Rusya her ne kadar Çanakkale Harekâtı öncesinde, bu harekât başarılı olduğu takdirde Boğazlar Bölgesi’nin kendisine verilmemesi endişesine kapılmış ise de Ruslar ile İngilizler arasında Haziran 1914 ayında Denizcilik Bakanları seviyesinde yapılan görüşmelerde Türk Boğazlarına yönelik Rusya’nın istekleri İngiltere tarafından da kabul edilmişti.

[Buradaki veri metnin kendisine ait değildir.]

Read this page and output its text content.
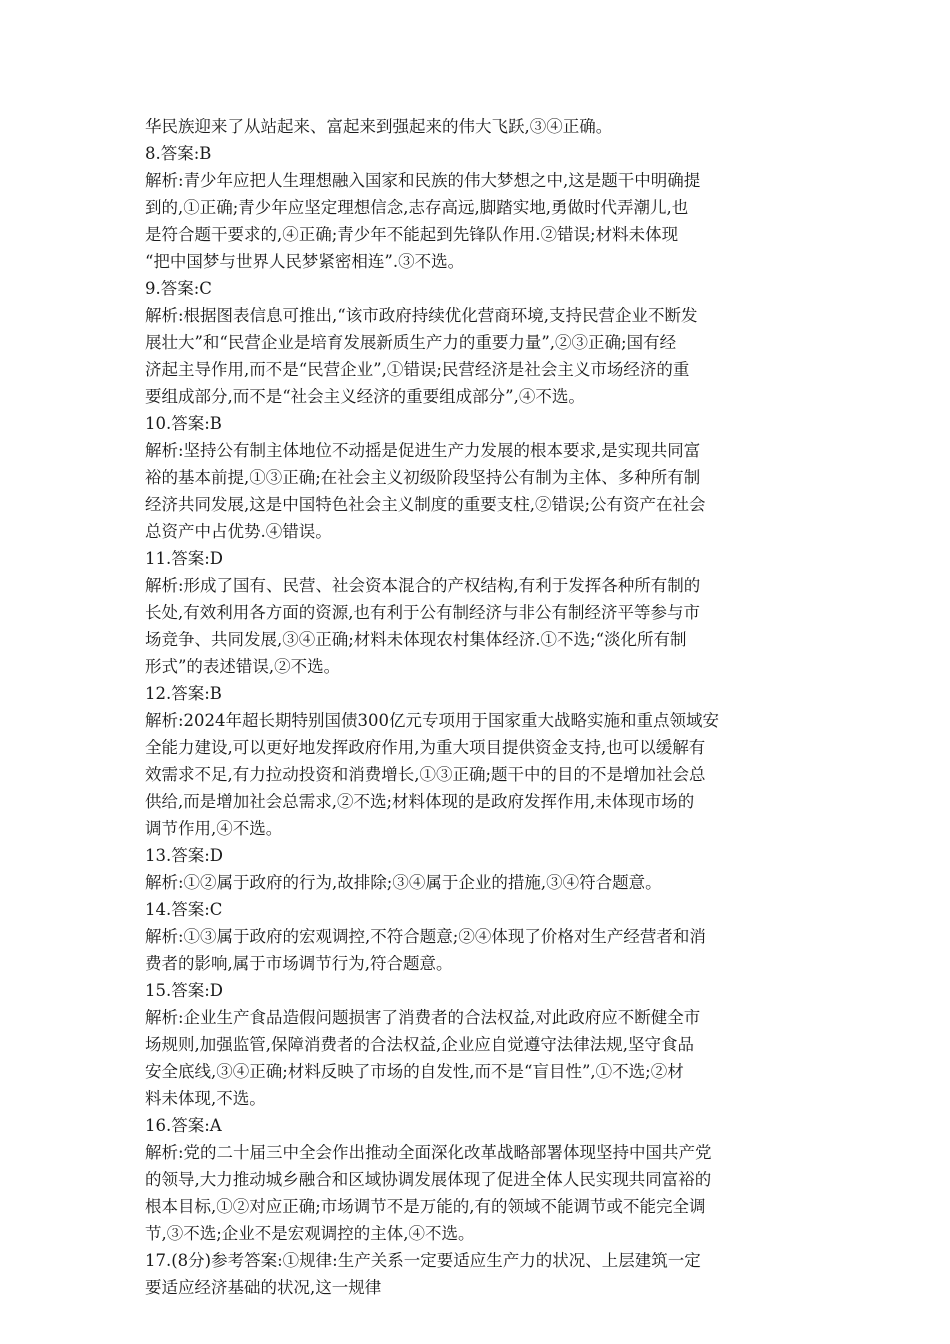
华民族迎来了从站起来、富起来到强起来的伟大飞跃,③④正确。
8.答案:B
解析:青少年应把人生理想融入国家和民族的伟大梦想之中,这是题干中明确提
到的,①正确;青少年应坚定理想信念,志存高远,脚踏实地,勇做时代弄潮儿,也
是符合题干要求的,④正确;青少年不能起到先锋队作用.②错误;材料未体现
“把中国梦与世界人民梦紧密相连”.③不选。
9.答案:C
解析:根据图表信息可推出,“该市政府持续优化营商环境,支持民营企业不断发
展壮大”和“民营企业是培育发展新质生产力的重要力量”,②③正确;国有经
济起主导作用,而不是“民营企业”,①错误;民营经济是社会主义市场经济的重
要组成部分,而不是“社会主义经济的重要组成部分”,④不选。
10.答案:B
解析:坚持公有制主体地位不动摇是促进生产力发展的根本要求,是实现共同富
裕的基本前提,①③正确;在社会主义初级阶段坚持公有制为主体、多种所有制
经济共同发展,这是中国特色社会主义制度的重要支柱,②错误;公有资产在社会
总资产中占优势.④错误。
11.答案:D
解析:形成了国有、民营、社会资本混合的产权结构,有利于发挥各种所有制的
长处,有效利用各方面的资源,也有利于公有制经济与非公有制经济平等参与市
场竞争、共同发展,③④正确;材料未体现农村集体经济.①不选;“淡化所有制
形式”的表述错误,②不选。
12.答案:B
解析:2024年超长期特别国债300亿元专项用于国家重大战略实施和重点领域安
全能力建设,可以更好地发挥政府作用,为重大项目提供资金支持,也可以缓解有
效需求不足,有力拉动投资和消费增长,①③正确;题干中的目的不是增加社会总
供给,而是增加社会总需求,②不选;材料体现的是政府发挥作用,未体现市场的
调节作用,④不选。
13.答案:D
解析:①②属于政府的行为,故排除;③④属于企业的措施,③④符合题意。
14.答案:C
解析:①③属于政府的宏观调控,不符合题意;②④体现了价格对生产经营者和消
费者的影响,属于市场调节行为,符合题意。
15.答案:D
解析:企业生产食品造假问题损害了消费者的合法权益,对此政府应不断健全市
场规则,加强监管,保障消费者的合法权益,企业应自觉遵守法律法规,坚守食品
安全底线,③④正确;材料反映了市场的自发性,而不是“盲目性”,①不选;②材
料未体现,不选。
16.答案:A
解析:党的二十届三中全会作出推动全面深化改革战略部署体现坚持中国共产党
的领导,大力推动城乡融合和区域协调发展体现了促进全体人民实现共同富裕的
根本目标,①②对应正确;市场调节不是万能的,有的领域不能调节或不能完全调
节,③不选;企业不是宏观调控的主体,④不选。
17.(8分)参考答案:①规律:生产关系一定要适应生产力的状况、上层建筑一定
要适应经济基础的状况,这一规律
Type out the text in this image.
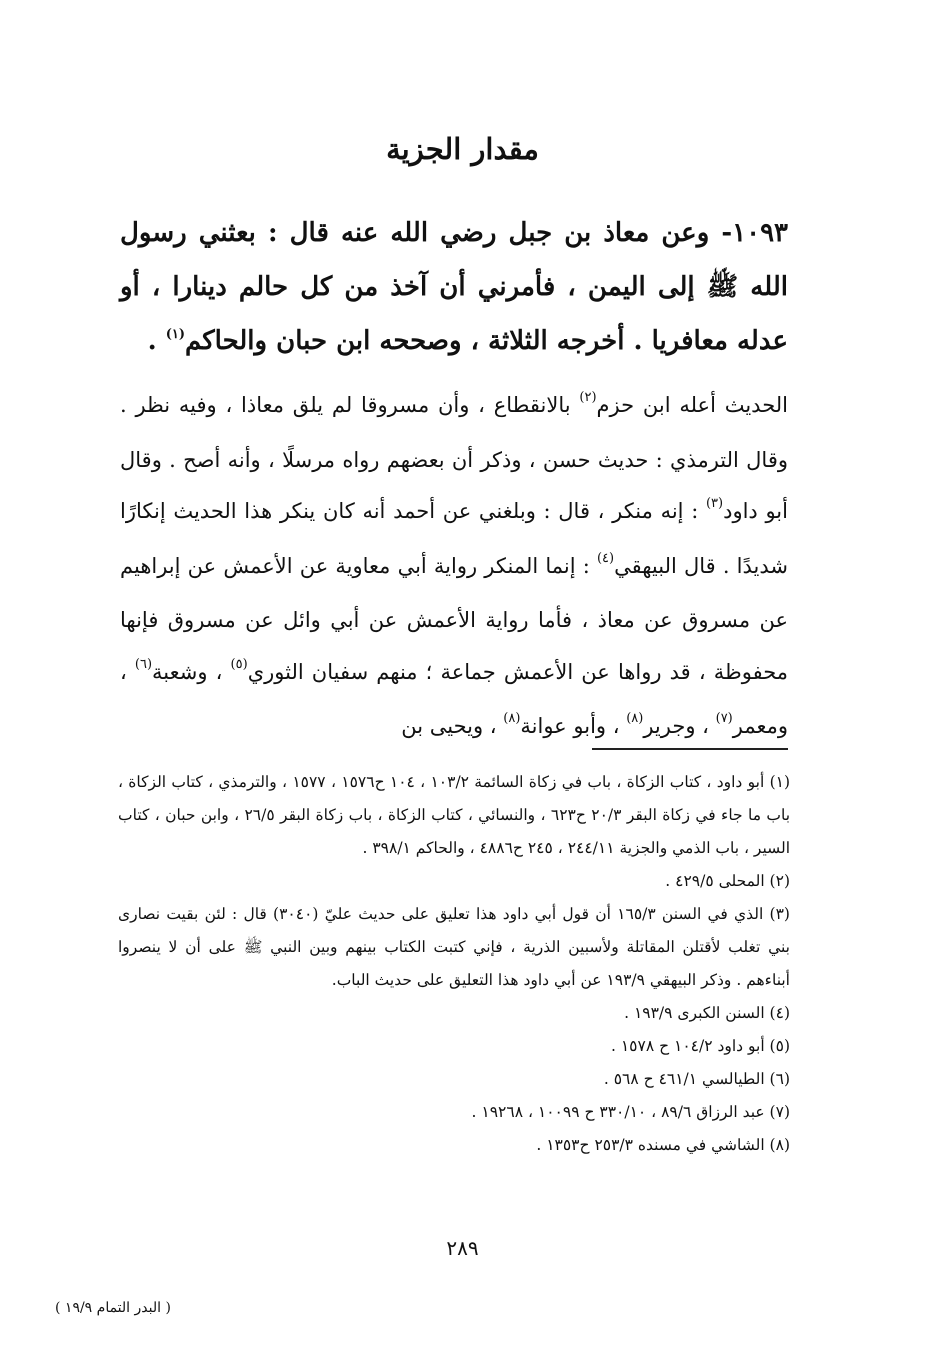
مقدار الجزية

١٠٩٣- وعن معاذ بن جبل رضي الله عنه قال : بعثني رسول الله ﷺ إلى اليمن ، فأمرني أن آخذ من كل حالم دينارا ، أو عدله معافريا . أخرجه الثلاثة ، وصححه ابن حبان والحاكم$^{(١)}$ .

الحديث أعله ابن حزم$^{(٢)}$ بالانقطاع ، وأن مسروقا لم يلق معاذا ، وفيه نظر . وقال الترمذي : حديث حسن ، وذكر أن بعضهم رواه مرسلًا ، وأنه أصح . وقال أبو داود$^{(٣)}$ : إنه منكر ، قال : وبلغني عن أحمد أنه كان ينكر هذا الحديث إنكارًا شديدًا . قال البيهقي$^{(٤)}$ : إنما المنكر رواية أبي معاوية عن الأعمش عن إبراهيم عن مسروق عن معاذ ، فأما رواية الأعمش عن أبي وائل عن مسروق فإنها محفوظة ، قد رواها عن الأعمش جماعة ؛ منهم سفيان الثوري$^{(٥)}$ ، وشعبة$^{(٦)}$ ، ومعمر$^{(٧)}$ ، وجرير$^{(٨)}$ ، وأبو عوانة$^{(٨)}$ ، ويحيى بن

(١) أبو داود ، كتاب الزكاة ، باب في زكاة السائمة ١٠٣/٢ ، ١٠٤ ح١٥٧٦ ، ١٥٧٧ ، والترمذي ، كتاب الزكاة ، باب ما جاء في زكاة البقر ٢٠/٣ ح٦٢٣ ، والنسائي ، كتاب الزكاة ، باب زكاة البقر ٢٦/٥ ، وابن حبان ، كتاب السير ، باب الذمي والجزية ٢٤٤/١١ ، ٢٤٥ ح٤٨٨٦ ، والحاكم ٣٩٨/١ .
(٢) المحلى ٤٢٩/٥ .
(٣) الذي في السنن ١٦٥/٣ أن قول أبي داود هذا تعليق على حديث عليّ (٣٠٤٠) قال : لئن بقيت نصارى بني تغلب لأقتلن المقاتلة ولأسبين الذرية ، فإني كتبت الكتاب بينهم وبين النبي ﷺ على أن لا ينصروا أبناءهم . وذكر البيهقي ١٩٣/٩ عن أبي داود هذا التعليق على حديث الباب.
(٤) السنن الكبرى ١٩٣/٩ .
(٥) أبو داود ١٠٤/٢ ح ١٥٧٨ .
(٦) الطيالسي ٤٦١/١ ح ٥٦٨ .
(٧) عبد الرزاق ٨٩/٦ ، ٣٣٠/١٠ ح ١٠٠٩٩ ، ١٩٢٦٨ .
(٨) الشاشي في مسنده ٢٥٣/٣ ح١٣٥٣ .
٢٨٩
( البدر التمام ١٩/٩ )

Boğazlar’a yönelik bahse konu endişeleri taşıyan Rusya’ya mukabil, Almanya, Osmanlı Devleti’nin müttefiki olduğu hâlde, Boğazlar’ın İngiltere ve Fransa’nın eline geçmesini çıkarlarına aykırı bulduğundan, bu bölgeyi Rusya’ya teklif ederek, Rusya ile ayrı bir barış antlaşması yapılması için Rusya nezdinde bazı girişimlerde bulunmuştur. Bu durum, İngiltere ve Fransa’yı telaşlandırmış, bu ülkeleri Boğazlar konusunda Rusya’nın isteklerini kabul etmek zorunda bırakmıştır. Almanya, bu şekilde Rus Cephesini kapatarak, Müttefikleri bölecek ve Batıda sadece İngiltere ve Fransa ile karşı karşıya kalacaktı. Almanya’nın müttefiki olan Osmanlı Devleti ise bu olaydan haberdar değildir. Bu gelişmeler sonrasında Rusya, Boğazlar konusunda inisiyatifi ele almak ve sorunu kendi lehine çözümlemek için, Şubat 1915 ayından itibaren İngiltere ve Fransa nezdine girişimlere başlamıştır.
İSTANBUL ANTLAŞMASI
Rusya’nın, Birinci Dünya Savaşı’ndaki hedefini özetle belirtmek gerekirse, Boğazlar’ı ve İstanbul’u ele geçirmek olduğunu söylemek mümkündür. Rusya Dışişleri Bakanı Sazonov, Rusya’nın, Boğazlar’a yönelik bu isteklerinin İngiltere ve Fransa tarafından kabul edilmesi hâlinde, İngiltere ve Fransa’nın Osmanlı Devleti’nin diğer bölgelerine yönelik düşüncelerinin de Rusya tarafından kabul edileceğini bildirmişti. Rusya 4 Mart 1915 tarihinde İngiltere ve Fransa’ya verdiği notalarla “isteklerini açıklamış, Fransa 12 Mart’ta, İngiltere de de 10 Nisan’da Rus taleplerini kabul etmiştir.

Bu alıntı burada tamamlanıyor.